In questo quadro siamo riusciti ad aprire circa 40 vertenze sui precontratti, soprattutto in due comprensori: Pordenone – il più grande dal punto di vista industriale – dove c’è la Zanussi che ha contribuito a un maggiore sviluppo di quell’area, e Monfalcone-Gorizia, più piccolo ma storicamente importante, con la presenza di Fincantieri. Nella zona di Udine, invece, caratterizzata dalla presenza di aziende medie e piccole, si registra una situazione di crisi maggiore o di rallentamento nella produzione, che rende più difficile l’apertura delle vertenze.

A che punto è la trattativa nei grandi gruppi?

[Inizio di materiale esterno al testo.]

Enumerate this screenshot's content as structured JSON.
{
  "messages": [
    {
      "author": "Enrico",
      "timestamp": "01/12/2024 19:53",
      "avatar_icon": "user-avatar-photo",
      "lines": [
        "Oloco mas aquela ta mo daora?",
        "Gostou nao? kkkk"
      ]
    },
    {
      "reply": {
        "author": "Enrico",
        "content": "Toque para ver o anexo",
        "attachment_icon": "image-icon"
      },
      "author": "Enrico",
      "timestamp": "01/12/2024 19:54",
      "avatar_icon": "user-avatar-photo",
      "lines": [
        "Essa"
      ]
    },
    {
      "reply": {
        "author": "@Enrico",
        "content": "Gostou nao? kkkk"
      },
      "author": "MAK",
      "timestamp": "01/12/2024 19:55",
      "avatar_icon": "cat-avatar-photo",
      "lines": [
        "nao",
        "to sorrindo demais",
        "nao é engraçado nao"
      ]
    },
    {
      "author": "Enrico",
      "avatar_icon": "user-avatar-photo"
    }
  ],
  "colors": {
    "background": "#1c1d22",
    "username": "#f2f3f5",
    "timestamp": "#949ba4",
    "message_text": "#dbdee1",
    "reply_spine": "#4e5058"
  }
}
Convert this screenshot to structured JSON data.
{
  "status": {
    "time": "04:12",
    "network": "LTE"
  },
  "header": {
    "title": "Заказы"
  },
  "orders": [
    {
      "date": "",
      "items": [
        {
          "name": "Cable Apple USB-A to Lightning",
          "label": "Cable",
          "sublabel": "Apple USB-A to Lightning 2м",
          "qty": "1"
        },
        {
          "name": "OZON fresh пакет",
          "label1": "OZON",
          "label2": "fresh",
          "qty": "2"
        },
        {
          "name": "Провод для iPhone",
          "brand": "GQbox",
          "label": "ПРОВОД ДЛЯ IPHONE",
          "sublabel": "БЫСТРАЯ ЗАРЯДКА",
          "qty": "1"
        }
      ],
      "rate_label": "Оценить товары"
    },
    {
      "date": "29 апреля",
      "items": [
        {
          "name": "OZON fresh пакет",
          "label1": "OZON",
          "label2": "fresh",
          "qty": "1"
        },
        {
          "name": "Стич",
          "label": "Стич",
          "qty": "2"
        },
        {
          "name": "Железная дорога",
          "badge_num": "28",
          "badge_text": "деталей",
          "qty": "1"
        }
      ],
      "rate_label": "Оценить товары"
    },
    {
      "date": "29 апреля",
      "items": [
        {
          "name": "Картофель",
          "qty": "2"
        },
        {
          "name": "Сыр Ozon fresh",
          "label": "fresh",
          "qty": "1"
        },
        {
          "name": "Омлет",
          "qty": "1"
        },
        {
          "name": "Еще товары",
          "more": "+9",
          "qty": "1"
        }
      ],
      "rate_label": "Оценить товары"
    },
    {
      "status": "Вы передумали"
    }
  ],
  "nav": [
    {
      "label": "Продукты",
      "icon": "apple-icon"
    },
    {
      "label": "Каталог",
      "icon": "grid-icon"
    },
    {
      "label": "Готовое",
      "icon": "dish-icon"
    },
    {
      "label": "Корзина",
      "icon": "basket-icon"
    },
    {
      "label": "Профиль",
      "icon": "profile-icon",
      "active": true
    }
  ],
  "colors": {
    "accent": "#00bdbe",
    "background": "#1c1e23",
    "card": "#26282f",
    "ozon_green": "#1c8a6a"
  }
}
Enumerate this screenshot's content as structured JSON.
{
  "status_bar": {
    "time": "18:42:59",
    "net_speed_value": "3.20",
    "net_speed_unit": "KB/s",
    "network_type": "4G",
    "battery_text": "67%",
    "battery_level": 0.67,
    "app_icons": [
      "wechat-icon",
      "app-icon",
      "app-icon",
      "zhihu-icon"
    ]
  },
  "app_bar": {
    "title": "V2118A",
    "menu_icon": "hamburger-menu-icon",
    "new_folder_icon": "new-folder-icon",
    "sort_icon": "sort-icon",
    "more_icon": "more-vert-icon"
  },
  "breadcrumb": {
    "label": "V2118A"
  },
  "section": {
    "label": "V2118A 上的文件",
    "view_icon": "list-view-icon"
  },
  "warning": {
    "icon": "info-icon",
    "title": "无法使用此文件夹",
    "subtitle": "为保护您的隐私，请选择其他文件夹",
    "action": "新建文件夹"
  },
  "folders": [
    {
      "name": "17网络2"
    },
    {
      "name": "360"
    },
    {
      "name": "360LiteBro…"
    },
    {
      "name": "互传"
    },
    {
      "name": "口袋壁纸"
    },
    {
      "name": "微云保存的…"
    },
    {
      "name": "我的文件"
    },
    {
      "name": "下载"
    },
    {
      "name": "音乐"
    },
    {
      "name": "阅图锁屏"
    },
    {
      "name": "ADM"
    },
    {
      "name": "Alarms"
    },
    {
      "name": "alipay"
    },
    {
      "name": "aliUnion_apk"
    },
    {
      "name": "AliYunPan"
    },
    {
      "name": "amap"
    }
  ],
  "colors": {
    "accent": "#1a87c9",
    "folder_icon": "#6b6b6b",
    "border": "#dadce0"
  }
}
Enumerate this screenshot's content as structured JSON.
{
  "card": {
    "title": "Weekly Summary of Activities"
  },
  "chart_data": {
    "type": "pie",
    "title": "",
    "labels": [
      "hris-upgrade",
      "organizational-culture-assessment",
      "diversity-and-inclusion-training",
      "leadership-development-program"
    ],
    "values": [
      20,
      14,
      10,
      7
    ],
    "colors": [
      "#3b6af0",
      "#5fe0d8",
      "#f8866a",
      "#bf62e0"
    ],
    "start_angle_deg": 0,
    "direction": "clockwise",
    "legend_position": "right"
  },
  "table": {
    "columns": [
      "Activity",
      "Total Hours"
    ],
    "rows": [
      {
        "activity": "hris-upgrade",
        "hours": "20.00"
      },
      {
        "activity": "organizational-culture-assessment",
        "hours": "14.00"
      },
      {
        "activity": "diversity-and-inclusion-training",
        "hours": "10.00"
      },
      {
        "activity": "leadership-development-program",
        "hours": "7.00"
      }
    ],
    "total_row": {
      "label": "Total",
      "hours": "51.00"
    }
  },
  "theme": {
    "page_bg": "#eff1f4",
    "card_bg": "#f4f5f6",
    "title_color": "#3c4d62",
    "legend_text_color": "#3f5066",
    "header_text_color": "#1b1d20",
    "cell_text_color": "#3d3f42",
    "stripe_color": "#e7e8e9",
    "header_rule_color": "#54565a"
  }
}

Alla Zanussi nelle scorse settimane i lavoratori hanno approvato la piattaforma, è partita la vertenza con i primi scioperi, invece in Fincantieri la lotta è cominciata prima e si è intensificata subito dopo l’estate. Ma al di là delle difficoltà per arrivare a una soluzione nei grandi gruppi, dove incontriamo un muro, non è stato semplice nemmeno chiudere i primi due precontratti, firmati nel goriziano.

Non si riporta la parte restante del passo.